Deep Learning Approach for Automatic Classification of Ocular and Cardiac Artifacts in MEG Data

1Information Technology Department, Palestine Ahliya University College, Bethlehem, West Bank, State of Palestine
2Institute of Neurosciences and Medicine, Forschungszentrum Jülich GmbH, 52425 Jülich, Germany

Correspondence should be addressed to Jürgen Dammers; ed.hcileuj-zf@sremmad.j

Received 9 November 2017; Revised 8 March 2018; Accepted 29 March 2018; Published 2 May 2018

Academic Editor: Yudong Zhang

Copyright © 2018 Ahmad Hasasneh et al.

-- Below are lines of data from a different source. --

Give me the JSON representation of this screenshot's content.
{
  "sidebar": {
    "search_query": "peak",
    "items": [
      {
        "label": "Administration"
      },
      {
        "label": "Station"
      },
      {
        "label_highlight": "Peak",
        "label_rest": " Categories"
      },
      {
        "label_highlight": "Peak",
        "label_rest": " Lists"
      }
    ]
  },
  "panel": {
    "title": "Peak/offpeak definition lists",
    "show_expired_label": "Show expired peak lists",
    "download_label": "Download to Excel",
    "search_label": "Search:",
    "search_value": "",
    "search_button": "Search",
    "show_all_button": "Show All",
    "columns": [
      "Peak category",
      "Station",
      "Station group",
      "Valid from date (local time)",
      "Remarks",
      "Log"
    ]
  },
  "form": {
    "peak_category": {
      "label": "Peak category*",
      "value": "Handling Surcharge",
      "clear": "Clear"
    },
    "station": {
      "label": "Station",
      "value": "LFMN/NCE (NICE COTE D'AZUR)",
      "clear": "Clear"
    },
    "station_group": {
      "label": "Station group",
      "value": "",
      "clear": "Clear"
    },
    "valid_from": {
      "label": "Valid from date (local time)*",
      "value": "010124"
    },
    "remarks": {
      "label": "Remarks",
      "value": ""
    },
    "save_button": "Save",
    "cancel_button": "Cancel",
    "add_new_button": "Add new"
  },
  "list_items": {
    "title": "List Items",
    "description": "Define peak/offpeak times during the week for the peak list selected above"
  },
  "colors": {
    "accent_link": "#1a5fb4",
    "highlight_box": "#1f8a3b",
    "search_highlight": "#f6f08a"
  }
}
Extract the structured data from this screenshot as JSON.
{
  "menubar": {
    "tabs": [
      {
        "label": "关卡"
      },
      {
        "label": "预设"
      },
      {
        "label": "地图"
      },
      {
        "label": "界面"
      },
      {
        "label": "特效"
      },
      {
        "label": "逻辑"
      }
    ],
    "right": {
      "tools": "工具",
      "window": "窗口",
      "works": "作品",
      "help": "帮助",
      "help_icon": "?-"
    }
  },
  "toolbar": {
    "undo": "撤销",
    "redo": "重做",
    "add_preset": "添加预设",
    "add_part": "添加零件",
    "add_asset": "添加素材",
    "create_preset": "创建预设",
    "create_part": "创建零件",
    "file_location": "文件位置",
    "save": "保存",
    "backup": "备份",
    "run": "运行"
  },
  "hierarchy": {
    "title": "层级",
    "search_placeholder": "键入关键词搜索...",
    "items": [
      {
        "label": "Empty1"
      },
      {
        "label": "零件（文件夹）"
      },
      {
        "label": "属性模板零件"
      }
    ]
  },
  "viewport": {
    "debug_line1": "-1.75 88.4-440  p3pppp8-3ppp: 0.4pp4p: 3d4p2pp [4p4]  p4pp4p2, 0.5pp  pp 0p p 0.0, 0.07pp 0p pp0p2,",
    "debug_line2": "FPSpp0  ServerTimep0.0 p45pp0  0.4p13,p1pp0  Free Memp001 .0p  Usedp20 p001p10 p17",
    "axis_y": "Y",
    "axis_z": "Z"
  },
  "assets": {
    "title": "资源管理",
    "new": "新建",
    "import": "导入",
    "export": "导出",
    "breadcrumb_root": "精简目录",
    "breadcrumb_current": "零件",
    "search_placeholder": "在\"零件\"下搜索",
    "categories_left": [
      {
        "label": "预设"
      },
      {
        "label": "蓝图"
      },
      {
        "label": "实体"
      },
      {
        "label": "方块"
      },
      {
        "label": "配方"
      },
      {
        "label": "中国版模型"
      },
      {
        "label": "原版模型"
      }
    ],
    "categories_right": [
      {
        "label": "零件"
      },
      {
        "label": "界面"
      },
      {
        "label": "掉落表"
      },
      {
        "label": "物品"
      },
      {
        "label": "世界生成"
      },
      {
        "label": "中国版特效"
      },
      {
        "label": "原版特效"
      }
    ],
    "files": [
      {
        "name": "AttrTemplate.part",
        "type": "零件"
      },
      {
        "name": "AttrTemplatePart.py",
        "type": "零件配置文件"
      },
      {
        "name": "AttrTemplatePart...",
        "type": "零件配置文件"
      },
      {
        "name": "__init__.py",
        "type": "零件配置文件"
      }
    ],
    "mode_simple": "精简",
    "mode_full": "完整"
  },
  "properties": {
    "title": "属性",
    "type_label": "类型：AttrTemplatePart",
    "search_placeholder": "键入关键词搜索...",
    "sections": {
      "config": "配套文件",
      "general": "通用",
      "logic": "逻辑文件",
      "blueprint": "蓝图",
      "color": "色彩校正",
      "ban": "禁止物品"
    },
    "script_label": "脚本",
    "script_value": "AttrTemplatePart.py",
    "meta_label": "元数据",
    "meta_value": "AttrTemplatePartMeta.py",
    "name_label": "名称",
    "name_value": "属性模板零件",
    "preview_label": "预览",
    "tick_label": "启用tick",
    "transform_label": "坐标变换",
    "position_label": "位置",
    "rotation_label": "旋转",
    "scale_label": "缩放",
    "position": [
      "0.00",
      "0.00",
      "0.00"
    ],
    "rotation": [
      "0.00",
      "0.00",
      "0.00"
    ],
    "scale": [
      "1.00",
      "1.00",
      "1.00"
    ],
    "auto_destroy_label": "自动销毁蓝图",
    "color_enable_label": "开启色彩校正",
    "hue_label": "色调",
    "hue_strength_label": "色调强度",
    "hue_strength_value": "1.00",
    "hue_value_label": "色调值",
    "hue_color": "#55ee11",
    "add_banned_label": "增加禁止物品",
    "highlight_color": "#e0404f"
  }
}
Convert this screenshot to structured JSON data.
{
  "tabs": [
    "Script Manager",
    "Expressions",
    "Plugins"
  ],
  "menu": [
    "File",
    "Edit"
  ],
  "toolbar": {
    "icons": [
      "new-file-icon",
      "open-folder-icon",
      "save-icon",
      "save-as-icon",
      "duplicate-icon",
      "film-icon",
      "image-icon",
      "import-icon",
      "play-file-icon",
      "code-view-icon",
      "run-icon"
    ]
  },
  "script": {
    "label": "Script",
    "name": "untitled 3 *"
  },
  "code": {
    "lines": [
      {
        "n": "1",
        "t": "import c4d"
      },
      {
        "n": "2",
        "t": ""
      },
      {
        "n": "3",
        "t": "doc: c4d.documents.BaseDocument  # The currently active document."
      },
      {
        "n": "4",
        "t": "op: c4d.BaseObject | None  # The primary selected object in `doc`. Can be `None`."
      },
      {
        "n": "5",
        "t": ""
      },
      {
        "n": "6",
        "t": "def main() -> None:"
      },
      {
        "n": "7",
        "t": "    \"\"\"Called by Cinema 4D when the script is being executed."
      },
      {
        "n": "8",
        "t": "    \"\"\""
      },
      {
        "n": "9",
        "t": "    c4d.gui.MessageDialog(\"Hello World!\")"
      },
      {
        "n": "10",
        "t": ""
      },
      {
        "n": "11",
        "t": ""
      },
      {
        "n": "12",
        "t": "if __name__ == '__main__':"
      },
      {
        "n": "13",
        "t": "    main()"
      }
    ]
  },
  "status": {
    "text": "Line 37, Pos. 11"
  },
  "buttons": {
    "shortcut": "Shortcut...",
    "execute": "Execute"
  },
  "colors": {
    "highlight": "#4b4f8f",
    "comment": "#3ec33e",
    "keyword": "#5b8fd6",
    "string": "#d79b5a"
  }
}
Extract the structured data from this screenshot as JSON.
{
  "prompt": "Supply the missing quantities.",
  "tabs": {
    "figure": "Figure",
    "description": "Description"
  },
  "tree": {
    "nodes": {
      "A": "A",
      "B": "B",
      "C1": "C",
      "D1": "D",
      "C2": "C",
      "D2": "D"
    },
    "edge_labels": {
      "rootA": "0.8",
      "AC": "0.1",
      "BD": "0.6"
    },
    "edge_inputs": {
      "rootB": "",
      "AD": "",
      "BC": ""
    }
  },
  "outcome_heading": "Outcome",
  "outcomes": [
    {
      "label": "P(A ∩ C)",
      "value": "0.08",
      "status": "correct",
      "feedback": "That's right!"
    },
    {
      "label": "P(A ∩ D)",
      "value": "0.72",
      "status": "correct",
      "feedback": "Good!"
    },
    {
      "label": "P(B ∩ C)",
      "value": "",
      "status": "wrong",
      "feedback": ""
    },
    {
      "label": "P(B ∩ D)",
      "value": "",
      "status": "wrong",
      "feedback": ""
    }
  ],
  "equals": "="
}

This is an open access article distributed under the Creative Commons Attribution License, which permits unrestricted use, distribution, and reproduction in any medium, provided the original work is properly cited.

Abstract

We propose an artifact classification scheme based on a combined deep and convolutional neural network (DCNN) model, to automatically identify cardiac and ocular artifacts from neuromagnetic data, without the need for additional electrocardiogram (ECG) and electrooculogram (EOG) recordings. From independent components, the model uses both the spatial and temporal information of the decomposed magnetoencephalography (MEG) data. In total, 7122 samples were used after data augmentation, in which task and nontask related MEG recordings from 48 subjects served as the database for this study. Artifact rejection was applied using the combined model, which achieved a sensitivity and specificity of 91.8% and 97.4%, respectively. The overall accuracy of the model was validated using a cross-validation test and revealed a median accuracy of 94.4%, indicating high reliability of the DCNN-based artifact removal in task and nontask related MEG experiments. The major advantages of the proposed method are as follows: (1) it is a fully automated and user independent workflow of artifact classification in MEG data; (2) once the model is trained there is no need for auxiliary signal recordings; (3) the flexibility in the model design and training allows for various modalities (MEG/EEG) and various sensor types.